I replied that I’d already been down that road, and expressed that I was starting to question if the service was actually worth the money. That’s when this reply came back:
I would be happy to hop on a quick call to make sure I fully understand what you are trying to accomplish, and then point you in the right direction to make sure this doesn’t keep happening to you. Do you have some time available today?
Sure, that’s better. But why didn’t he start with that response?
Why did he wait until the potential of losing the account was on the table? I’d told him about my situation. He had all the information he needed. He could have swooped in, made a sincere offer to help, and made me feel better about the investment. But if I have to question whether or not I want to keep being a customer in order for him to be helpful, he hasn’t made the situation better. He’s prolonged the frustration. And worst of all, he’s shown me that the squeaky, complaining wheel will always get the grease of attention.

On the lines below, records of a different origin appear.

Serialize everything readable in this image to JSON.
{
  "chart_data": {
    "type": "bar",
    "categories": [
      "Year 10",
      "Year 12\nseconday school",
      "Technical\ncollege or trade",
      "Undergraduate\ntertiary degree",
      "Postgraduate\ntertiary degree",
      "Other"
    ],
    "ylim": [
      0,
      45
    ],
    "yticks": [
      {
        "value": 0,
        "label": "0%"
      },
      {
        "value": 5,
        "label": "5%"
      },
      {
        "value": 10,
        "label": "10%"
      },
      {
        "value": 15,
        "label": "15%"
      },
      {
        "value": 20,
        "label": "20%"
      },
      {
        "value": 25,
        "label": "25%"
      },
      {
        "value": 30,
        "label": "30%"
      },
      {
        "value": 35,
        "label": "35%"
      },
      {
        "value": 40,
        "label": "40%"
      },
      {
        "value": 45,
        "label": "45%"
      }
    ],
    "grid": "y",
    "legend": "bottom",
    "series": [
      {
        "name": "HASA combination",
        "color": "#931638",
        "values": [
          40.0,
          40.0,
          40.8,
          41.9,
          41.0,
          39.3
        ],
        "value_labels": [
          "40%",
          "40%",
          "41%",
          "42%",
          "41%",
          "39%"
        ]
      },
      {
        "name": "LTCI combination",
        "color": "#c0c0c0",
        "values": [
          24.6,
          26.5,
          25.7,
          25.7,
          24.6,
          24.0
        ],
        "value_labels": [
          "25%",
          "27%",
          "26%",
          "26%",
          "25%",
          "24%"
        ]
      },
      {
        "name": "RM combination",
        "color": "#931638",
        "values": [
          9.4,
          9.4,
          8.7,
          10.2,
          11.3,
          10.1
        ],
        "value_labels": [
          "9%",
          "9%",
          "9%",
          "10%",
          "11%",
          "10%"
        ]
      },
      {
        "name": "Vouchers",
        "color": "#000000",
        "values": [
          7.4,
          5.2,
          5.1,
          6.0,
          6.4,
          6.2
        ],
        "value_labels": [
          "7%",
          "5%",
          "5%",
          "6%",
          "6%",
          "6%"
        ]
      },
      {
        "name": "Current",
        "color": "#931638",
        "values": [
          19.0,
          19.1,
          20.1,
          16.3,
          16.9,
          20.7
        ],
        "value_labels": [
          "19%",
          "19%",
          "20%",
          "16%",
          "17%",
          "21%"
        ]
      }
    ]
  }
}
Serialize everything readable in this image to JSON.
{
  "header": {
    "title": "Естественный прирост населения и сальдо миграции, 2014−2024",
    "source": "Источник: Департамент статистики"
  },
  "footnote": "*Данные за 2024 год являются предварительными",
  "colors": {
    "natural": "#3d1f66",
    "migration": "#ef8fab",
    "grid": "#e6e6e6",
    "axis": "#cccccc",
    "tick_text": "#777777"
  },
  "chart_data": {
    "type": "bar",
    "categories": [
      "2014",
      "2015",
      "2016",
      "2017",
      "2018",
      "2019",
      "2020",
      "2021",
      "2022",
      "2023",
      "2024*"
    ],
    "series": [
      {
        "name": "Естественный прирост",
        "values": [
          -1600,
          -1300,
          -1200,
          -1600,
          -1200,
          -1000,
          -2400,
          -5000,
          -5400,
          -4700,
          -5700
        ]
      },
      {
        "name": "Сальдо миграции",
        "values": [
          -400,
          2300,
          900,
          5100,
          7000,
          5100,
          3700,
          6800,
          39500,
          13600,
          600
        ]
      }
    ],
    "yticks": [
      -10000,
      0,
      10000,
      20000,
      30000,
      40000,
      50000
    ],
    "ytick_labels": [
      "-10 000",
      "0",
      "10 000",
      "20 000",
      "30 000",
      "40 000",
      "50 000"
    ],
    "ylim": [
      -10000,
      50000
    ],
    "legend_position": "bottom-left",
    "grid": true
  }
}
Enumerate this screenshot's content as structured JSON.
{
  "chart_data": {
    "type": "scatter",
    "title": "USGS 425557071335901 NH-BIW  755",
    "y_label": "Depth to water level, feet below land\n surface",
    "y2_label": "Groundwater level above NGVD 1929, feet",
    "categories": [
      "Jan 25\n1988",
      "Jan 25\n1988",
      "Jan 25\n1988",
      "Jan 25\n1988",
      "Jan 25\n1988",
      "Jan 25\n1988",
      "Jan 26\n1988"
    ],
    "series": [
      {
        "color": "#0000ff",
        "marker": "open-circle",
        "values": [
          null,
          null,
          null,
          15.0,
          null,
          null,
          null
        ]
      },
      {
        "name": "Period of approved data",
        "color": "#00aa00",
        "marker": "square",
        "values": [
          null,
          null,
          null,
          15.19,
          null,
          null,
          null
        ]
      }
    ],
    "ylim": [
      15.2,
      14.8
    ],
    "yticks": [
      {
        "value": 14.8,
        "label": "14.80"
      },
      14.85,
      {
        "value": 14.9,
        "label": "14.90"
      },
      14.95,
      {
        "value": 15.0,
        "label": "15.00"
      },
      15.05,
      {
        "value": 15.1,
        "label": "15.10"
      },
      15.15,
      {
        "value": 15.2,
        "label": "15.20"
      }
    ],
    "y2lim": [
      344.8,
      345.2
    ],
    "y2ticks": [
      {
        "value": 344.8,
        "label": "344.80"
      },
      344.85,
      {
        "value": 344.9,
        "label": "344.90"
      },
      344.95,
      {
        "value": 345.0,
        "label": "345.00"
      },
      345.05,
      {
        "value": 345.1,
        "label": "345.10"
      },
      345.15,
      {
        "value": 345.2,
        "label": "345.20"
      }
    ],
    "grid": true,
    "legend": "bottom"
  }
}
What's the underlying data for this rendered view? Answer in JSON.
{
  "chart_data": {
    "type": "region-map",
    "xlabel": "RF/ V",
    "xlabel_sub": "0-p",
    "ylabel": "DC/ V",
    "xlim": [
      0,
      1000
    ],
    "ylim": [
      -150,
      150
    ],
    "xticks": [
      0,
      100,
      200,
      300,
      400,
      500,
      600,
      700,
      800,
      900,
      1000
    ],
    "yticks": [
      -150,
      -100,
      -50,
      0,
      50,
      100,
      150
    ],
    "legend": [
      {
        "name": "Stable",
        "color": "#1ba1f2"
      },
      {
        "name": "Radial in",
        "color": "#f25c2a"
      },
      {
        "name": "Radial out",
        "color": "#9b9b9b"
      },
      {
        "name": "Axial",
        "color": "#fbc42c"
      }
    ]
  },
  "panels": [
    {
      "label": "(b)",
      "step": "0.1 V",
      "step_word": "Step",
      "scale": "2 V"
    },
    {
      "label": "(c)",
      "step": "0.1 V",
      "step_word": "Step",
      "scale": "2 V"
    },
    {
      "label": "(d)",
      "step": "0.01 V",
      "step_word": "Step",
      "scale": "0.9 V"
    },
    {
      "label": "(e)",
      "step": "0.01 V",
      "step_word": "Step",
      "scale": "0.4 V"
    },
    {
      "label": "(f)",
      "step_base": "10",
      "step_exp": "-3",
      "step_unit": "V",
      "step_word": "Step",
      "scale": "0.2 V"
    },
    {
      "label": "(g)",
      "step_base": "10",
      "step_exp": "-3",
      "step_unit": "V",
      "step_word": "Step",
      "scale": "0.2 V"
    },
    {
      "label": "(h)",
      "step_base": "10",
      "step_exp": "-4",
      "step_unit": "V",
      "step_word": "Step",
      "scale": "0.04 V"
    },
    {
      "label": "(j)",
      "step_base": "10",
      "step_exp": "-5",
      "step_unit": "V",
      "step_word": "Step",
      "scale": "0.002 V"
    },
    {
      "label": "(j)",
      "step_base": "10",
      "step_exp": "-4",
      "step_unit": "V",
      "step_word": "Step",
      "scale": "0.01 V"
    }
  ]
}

If you serve customers or constituents, you won’t always have the answer or the solution to their problem. But you can apologize for what’s gone wrong. You can show them that you genuinely want to do what you can to fix it. You can make the effort to leave them a little (or a lot) better off than they were when they contacted you. And you can send them away feeling good about the interaction.
But you have to make the choice to do those things.
Don’t withhold your best reply until it’s the only tool left in your arsenal. Instead, give them your best response the first time.